La treizième côte de l’odalisque... *

 

 

Lorsque, dans la énième copie (au moins la trentième !), je tombe sur ce même exemple de l’odalisque à laquelle Ingres a ajouté une treizième côte, pour illustrer (!) le propos selon lequel l’art n’est pas l’imitation de la nature, je me sens des poussées d’adrénaline tout à fait préjudiciables à la sérénité qu’exige la correction de mes 187 copies de baccalauréat ! Seule variation, qui permet à ma colère de se traduire utilement en fou-rire, cette treizième côte est destinée à donner une langueur, soit romantique, soit érotique, à l’odalisque en question... Sans doute, quelque “ bruit ” a perturbé à ce moment l’audition respectueuse du cours, ou bien l’articulation du professeur a connu quelque défaillance !

La correction des copies de philosophie au baccalauréat a tout récemment défrayé la chronique suite à un “ ” donné à une candidate qui avait obtenu par ailleurs un deuxième prix au concours général... Mais le scandale dure depuis bien plus longtemps ! Et depuis 22 ans que je participe régulièrement aux commisions dites “ d’harmonisation ”, je constate tous les ans que les écarts de notes mises sur une même copie peuvent aller jusqu’à dix points... Certes dans la majorité des cas un accord s’établit, mais chacun de la quinzaine ou trentaine de correcteurs a deux cents copies en moyenne, et, sur les trois heures environ que durent chacune des deux réunions, il n’est évidemment pas possible de consulter les collègues sur tous les cas embarrassants. De plus, jusqu’à cette dernière session, les frais de déplacement n’étant pas remboursés, la participation à ces réunions restait facultative ! En réalité il est plutôt étonnant que des réclamations n’apparaissent pas au grand jour plus souvent parce que cet arbitraire “ souverain ” de la notation en philosophie n’a vraiment rien d’exceptionnel. Mais sans doute les candidats (et leurs parents) y sont en quelque sorte résignés à l’avance, ils savent que leurs protestations n’ont quasiment aucune chance d’aboutir et tout le monde n’a pas l’entregent nécessaire pour ameuter les médias !

La difficulté de l’enseignement de la philosophie réside en ceci que l’on ne demande pas seulement aux élèves de lire des textes de philosophes et de les comprendre, d’entrer dans l’analyse des notions composant le programme, de suivre le cours du professeur et le comprendre, mais également de produire eux-mêmes, par l’exercice de la dissertation, une réflexion philosophique.

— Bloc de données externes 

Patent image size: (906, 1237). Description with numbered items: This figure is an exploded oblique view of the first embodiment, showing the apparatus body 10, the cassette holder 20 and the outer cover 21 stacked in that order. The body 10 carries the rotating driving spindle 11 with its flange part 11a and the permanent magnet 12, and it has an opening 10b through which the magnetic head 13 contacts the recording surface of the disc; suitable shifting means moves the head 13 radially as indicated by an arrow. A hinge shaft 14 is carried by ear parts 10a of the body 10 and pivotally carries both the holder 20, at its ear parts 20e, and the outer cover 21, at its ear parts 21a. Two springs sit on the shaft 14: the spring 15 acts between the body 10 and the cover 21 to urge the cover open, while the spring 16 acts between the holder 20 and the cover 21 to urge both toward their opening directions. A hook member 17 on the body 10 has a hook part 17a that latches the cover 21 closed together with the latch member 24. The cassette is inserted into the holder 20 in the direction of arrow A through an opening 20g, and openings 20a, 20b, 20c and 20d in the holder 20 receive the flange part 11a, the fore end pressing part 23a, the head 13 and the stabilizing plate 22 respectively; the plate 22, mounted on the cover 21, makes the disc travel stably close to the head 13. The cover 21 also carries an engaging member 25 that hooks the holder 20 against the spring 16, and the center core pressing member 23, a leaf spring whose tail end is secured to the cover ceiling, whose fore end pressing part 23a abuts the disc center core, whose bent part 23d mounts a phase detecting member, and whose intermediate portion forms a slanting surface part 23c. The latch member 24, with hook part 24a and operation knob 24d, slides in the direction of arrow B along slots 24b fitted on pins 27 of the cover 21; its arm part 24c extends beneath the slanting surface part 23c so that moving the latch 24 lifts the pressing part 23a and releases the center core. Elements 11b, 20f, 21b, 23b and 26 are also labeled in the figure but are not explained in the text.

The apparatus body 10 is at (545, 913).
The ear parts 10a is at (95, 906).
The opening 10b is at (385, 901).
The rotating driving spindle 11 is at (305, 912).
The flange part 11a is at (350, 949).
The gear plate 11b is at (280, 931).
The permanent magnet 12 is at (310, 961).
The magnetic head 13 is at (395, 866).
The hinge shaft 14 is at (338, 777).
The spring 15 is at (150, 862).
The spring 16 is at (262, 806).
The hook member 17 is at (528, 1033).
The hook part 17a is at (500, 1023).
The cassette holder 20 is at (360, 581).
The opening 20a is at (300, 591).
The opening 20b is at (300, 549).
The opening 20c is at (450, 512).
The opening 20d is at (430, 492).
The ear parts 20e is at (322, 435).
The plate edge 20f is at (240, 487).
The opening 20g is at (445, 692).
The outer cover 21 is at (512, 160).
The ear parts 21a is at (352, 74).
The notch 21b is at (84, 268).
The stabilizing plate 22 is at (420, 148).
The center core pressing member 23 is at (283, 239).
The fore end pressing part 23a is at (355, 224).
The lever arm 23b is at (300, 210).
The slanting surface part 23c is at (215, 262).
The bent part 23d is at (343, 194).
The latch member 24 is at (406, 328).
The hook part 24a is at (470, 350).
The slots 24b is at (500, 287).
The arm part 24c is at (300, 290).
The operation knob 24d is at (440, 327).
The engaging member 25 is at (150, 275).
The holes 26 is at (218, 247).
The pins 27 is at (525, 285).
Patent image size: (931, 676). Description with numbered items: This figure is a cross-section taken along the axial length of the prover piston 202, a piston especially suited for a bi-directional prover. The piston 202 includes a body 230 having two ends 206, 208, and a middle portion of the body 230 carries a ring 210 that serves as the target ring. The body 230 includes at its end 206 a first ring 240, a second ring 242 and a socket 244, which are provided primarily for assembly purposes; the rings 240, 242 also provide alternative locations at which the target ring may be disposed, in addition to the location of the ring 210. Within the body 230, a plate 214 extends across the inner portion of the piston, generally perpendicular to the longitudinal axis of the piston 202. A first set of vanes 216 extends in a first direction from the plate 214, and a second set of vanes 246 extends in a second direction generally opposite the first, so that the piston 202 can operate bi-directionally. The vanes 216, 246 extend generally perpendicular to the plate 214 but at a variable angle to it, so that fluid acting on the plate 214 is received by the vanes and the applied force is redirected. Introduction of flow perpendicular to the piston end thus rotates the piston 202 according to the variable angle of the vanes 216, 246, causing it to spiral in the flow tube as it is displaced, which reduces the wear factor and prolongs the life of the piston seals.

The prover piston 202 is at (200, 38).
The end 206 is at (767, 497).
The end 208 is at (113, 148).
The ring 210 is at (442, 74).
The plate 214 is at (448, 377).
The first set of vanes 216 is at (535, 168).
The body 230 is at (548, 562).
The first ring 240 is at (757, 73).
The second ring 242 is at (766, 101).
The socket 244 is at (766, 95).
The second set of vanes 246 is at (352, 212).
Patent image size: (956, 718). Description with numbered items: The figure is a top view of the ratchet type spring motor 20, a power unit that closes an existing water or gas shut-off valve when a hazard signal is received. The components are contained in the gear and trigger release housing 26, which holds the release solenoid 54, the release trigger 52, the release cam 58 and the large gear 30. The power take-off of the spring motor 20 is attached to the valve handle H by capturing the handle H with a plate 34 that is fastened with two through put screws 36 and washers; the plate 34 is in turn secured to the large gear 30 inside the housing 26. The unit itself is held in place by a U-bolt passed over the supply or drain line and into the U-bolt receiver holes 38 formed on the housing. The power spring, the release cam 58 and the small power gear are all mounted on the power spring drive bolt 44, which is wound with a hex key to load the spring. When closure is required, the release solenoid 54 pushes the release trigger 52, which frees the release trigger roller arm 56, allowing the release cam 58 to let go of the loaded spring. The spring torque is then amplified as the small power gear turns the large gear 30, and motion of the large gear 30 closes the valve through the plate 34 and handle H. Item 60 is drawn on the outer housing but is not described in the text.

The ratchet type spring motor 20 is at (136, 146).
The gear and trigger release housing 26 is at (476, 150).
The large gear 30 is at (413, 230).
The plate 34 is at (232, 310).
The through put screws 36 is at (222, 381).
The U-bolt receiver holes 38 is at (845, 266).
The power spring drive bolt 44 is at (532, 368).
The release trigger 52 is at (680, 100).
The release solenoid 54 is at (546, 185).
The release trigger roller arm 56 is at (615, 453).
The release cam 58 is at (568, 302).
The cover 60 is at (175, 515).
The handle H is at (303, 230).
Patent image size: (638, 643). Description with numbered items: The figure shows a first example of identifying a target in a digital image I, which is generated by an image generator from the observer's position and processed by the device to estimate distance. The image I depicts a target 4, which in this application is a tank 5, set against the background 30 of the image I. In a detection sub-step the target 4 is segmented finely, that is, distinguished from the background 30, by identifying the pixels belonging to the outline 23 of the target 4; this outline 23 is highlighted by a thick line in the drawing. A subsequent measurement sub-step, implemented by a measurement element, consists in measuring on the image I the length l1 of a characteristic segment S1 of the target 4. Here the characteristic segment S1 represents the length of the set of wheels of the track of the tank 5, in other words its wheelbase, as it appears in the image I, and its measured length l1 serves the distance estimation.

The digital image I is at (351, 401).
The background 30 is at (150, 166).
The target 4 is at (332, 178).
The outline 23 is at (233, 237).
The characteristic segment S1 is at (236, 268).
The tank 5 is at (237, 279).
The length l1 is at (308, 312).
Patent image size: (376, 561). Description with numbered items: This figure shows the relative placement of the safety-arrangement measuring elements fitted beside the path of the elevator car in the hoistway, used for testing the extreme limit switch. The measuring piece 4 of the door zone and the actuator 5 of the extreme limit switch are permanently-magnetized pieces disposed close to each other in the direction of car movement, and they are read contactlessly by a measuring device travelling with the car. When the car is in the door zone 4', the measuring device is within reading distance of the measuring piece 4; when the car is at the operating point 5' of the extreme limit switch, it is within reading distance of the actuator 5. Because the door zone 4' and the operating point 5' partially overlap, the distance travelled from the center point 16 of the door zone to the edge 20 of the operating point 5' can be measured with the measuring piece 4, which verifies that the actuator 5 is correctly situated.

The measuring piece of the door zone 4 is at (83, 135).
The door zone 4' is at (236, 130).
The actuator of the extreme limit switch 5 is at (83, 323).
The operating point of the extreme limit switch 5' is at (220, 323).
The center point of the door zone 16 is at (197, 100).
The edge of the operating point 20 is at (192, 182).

Un peu comme si, suite à l’enseignement musical, on ne se contentait pas d’exiger quelques notions de solfège, de pratique instrumentale ou vocale et d’histoire de la musique, mais aussi la composition d’un morceau de musique original (et audible si possible...), et cela à l’examen !

Or, qu’on ne s’y trompe pas : ce n’est pas ici cette haute exigence qui est démesurée. D’une certaine manière, on demande effectivement aux élèves d’être philosophes ! Et, du même coup, aux professeurs ! Lesquels sont supposés en effet “ composer ” librement leur cours dans le cadre des notions du programme. Ce qui est démesuré, c’est de prétendre atteindre ce résultat en une seule année de philosophie, même dans les séries où elle prédomine. La démonstration que l’introduction du philosopher dès les classes du collège est possible a déjà été faite par de multiples expériences depuis longtemps. Il serait possible aussi que ce soit l’ensemble des disciplines qui soient enseignées philosophiquement. Ce qui supposerait alors que l’ensemble des professeurs se forment à la philosophie de leur propre discipline.

Alors peut-être les “ dissertations du bac ” pourraient-elles commencer à devenir lisibles, et la mascarade actuelle de la notation s’en trouverait, peut-être, abolie... Et en attendant que cette extension en amont de la terminale soit possible, il est urgent de reprendre les propositions de la commission Bouveresse-Derrida pour les séries technologiques et professionnelles. Elles auraient le mérite de limiter les dégâts..., et mes poussées d’adrénaline seraient moins nuisibles à mon entourage et aux candidats dans la dernière quinzaine de juin !

 

Bernard Defrance.



*  Paru dans les Cahiers Pédagogiques, n° 331, février 1995.